Life is hectic - Savor every Bite!

Tuesday, April 6, 2010

Bulgur Salad w/ Grilled Chicken and Lemon

2-3  boneless chicken breasts
2 lemons, juiced and zested.
1 TBsp olive oil
1 bunch mint leaves, chopped
1 cup Bulgar wheat
2 1/2 cups chicken or vegetable broth
1/2 cup pine nuts
1/2 tsp cumin, red pepper flakes and black pepper

Toast pine nuts in a dry skillet until lightly browned, set aside. Marinate chicken 
breasts in a plastic bag in the olive oil, lemon juice and spices.  Add 1 tsp kosher 
salt. Leave in refrigerator for 1 hour.
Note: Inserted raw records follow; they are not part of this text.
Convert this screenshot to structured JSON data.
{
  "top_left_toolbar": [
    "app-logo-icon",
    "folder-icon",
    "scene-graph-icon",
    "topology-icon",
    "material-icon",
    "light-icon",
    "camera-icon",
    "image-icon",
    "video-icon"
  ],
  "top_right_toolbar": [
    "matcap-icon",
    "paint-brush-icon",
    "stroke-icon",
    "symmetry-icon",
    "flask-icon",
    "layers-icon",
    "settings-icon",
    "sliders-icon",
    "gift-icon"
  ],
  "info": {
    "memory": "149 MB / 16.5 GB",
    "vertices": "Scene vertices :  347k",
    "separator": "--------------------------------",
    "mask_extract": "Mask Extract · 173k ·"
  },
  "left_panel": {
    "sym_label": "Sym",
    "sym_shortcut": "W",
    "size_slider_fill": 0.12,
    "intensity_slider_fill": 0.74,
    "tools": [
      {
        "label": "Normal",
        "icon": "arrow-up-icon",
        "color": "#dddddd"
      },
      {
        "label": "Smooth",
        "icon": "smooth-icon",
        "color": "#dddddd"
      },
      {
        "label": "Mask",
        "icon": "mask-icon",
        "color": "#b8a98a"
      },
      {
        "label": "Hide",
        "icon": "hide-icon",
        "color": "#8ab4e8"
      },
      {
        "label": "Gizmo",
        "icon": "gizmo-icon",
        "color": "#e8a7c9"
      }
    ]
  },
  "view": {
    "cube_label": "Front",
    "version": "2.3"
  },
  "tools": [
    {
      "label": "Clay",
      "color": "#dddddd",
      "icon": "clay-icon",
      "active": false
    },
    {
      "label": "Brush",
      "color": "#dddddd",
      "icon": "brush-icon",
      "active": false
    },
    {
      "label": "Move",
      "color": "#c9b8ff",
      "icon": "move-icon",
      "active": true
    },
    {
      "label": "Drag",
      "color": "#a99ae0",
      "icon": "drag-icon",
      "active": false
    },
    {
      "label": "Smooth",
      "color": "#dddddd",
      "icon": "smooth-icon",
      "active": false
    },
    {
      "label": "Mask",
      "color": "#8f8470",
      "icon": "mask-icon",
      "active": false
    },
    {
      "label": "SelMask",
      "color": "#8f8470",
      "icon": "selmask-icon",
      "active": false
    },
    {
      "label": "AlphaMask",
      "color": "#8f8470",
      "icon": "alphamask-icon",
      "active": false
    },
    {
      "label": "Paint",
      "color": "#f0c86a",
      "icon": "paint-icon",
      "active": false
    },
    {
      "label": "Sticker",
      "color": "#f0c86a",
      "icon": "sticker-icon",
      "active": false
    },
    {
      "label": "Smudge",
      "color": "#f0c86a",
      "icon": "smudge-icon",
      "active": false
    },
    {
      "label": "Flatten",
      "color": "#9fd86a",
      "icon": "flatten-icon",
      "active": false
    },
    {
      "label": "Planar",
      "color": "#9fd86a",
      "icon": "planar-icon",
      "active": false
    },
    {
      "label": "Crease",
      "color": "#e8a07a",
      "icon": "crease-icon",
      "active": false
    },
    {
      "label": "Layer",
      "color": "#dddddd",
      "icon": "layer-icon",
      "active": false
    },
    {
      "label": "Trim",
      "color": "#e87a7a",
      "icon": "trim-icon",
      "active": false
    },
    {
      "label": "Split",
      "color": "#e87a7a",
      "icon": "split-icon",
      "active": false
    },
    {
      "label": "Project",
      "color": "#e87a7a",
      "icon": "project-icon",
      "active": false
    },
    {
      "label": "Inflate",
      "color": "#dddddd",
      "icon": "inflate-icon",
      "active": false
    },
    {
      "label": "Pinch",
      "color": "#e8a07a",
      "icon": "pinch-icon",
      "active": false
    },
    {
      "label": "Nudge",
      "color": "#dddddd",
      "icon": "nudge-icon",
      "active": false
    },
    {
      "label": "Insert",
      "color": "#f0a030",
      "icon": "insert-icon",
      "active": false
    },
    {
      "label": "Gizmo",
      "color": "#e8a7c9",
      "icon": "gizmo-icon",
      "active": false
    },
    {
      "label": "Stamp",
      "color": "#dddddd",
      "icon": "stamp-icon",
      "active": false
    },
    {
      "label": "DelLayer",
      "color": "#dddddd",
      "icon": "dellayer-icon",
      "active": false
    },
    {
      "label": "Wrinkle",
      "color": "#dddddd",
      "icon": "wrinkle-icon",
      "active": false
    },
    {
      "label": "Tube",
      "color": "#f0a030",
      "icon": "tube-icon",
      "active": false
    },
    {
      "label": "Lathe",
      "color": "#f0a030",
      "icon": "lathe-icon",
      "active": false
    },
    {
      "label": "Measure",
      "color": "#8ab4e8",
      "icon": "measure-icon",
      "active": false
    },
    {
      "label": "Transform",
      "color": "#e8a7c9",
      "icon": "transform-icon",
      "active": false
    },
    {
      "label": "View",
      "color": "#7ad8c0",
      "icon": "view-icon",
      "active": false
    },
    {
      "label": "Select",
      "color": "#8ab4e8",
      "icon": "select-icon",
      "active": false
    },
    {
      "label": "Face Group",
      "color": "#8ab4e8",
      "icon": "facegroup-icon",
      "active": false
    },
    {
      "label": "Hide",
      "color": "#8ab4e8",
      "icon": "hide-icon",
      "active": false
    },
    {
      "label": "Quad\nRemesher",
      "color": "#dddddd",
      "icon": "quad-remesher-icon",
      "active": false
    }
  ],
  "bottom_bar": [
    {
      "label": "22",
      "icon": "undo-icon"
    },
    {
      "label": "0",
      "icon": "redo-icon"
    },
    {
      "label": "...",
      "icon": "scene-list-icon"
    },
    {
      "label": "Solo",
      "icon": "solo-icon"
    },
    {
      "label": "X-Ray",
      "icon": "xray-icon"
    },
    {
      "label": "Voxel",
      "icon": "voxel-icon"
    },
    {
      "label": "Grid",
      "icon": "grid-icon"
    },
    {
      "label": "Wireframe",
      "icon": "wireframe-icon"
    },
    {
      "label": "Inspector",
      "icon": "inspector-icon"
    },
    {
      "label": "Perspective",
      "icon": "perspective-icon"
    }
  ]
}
In the meantime- bring broth to boiling and 
add Bulgar. Cover and remove from heat. Let sit for 5-10 min. Grill chicken on 
preheated grill or grill pan for 3-5 min per side, depending on the thickness of
the chicken. Let chicken rest for 5 min.  Then slice chicken into bite size strips. 
In serving bowl combine bulgur, chicken and mint.; Add lemon zest and pine 
nuts on top.  Serve warm or transfer to fridge to serve cold later on.